Thanks a lot :). Indeed I got my version in my .gmic.

I never understood the @subset variable upon reading the doc. Pretty clear now, thanks!

Is it fair to say that “{@0,1,3,4}” is an exact equivalent to “{i[0]},{i[1]},{i[3]},{i[4]}” ?

Yes it is.
There is also another alternate ways of getting it, by using the “vector” type in the math parser:


Very cool! Thanks so much for your fast reply and your incredible work on Gmic!

Thanks. You make me realize that the doc indeed needs some care :slight_smile:
If you have any idea to make it more clear, I’m interested! (definitely not a good doc writer here :wink: ).

I’ll think about it!

Yes, it wasn’t obvious. Are there other uses for @ or is that all there is? One way to improve the documentation would be to show lots and lots of examples. A lot of the documentation is implied and not explicit. That might require some work though.

Personally, I don’t use it that much except is these rare case where it turn out to be it very useful.
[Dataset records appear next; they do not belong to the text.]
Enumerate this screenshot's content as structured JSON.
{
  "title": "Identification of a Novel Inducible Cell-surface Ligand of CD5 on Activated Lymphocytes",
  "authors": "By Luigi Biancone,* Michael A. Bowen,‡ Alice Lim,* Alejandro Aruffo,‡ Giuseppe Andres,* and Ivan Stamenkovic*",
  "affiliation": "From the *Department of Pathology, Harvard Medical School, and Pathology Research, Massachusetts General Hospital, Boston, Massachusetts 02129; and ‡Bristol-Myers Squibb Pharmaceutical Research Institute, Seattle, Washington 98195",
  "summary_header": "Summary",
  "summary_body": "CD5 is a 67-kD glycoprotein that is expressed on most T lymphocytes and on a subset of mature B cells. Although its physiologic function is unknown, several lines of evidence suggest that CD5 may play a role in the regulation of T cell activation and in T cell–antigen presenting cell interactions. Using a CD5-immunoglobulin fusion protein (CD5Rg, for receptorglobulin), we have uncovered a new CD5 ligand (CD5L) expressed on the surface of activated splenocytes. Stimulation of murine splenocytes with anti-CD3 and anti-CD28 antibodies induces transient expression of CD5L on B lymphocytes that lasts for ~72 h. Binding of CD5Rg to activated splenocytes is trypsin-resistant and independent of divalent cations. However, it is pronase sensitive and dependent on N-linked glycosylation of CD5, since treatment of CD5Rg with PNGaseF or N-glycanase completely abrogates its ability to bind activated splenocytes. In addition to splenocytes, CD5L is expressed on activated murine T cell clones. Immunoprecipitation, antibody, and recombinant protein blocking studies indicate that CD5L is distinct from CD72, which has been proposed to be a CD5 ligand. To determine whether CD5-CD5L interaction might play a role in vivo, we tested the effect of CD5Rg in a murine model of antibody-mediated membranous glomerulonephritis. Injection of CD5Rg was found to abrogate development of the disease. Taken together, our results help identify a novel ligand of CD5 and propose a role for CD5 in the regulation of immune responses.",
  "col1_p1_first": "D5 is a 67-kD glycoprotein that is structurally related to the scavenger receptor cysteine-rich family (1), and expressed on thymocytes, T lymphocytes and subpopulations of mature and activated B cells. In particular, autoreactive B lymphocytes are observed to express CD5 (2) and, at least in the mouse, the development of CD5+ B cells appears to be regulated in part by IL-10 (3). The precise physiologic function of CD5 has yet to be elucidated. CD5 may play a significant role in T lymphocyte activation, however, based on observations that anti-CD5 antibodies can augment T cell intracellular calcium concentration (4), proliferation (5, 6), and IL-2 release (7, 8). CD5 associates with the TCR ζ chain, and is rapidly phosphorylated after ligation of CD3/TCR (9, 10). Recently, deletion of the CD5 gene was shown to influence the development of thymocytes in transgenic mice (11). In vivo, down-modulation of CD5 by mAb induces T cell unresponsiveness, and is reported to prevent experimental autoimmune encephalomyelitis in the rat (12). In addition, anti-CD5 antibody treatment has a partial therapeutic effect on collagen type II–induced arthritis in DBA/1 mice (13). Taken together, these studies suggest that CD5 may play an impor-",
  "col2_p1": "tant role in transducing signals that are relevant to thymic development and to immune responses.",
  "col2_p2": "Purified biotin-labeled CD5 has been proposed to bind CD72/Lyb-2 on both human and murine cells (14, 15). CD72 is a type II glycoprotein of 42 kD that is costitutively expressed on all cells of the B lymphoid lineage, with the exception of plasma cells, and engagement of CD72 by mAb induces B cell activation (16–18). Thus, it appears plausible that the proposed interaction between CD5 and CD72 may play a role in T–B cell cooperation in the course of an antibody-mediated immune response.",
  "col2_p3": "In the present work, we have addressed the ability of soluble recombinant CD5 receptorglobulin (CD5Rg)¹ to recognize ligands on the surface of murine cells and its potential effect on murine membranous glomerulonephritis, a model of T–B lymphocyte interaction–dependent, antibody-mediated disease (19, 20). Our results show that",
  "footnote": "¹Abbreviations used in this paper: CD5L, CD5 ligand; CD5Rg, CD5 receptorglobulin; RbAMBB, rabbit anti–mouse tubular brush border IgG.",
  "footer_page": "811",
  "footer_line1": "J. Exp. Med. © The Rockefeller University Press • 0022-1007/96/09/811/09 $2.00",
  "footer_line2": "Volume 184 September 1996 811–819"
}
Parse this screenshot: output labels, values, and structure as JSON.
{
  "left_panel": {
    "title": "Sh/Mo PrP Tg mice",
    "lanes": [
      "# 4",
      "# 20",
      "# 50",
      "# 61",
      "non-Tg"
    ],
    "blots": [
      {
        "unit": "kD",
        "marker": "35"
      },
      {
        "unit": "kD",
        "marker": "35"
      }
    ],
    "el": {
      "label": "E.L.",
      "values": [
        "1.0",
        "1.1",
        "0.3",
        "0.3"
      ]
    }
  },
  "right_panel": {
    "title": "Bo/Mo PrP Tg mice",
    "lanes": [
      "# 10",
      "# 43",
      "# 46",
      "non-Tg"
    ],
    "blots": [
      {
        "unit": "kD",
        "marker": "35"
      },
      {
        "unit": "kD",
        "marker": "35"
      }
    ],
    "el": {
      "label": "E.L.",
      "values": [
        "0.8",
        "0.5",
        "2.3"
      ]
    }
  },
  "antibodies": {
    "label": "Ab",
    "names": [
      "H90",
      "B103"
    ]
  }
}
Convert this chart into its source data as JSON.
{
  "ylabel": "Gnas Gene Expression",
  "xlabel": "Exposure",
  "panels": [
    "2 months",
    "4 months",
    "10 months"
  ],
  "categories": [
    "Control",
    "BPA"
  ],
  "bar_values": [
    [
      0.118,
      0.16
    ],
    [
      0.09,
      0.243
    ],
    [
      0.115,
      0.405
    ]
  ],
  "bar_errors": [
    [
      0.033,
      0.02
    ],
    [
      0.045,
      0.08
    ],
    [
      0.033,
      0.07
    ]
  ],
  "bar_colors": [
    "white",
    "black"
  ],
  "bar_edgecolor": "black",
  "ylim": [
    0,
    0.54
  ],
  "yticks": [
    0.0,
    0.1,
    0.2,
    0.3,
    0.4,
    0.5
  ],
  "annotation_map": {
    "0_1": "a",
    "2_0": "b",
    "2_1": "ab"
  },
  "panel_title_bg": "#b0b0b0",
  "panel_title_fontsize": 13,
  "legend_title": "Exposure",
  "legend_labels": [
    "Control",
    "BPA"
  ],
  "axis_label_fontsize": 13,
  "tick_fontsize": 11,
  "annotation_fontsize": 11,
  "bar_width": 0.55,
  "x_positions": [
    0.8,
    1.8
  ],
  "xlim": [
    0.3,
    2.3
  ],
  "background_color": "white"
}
This should be done maybe more in a wiki page ?
Technical documentation is intended to be quite formal but shortest as possible (it’s already quite long actually). But having a page with snippets for common uses of G’MIC would be really interesting.

I prefer when the examples are all in the same doc. Here, the doc is already too long to be consulted without querying keywords. So, it would not hurt my workflow at all to add examples. Of course, I am only talking for myself here.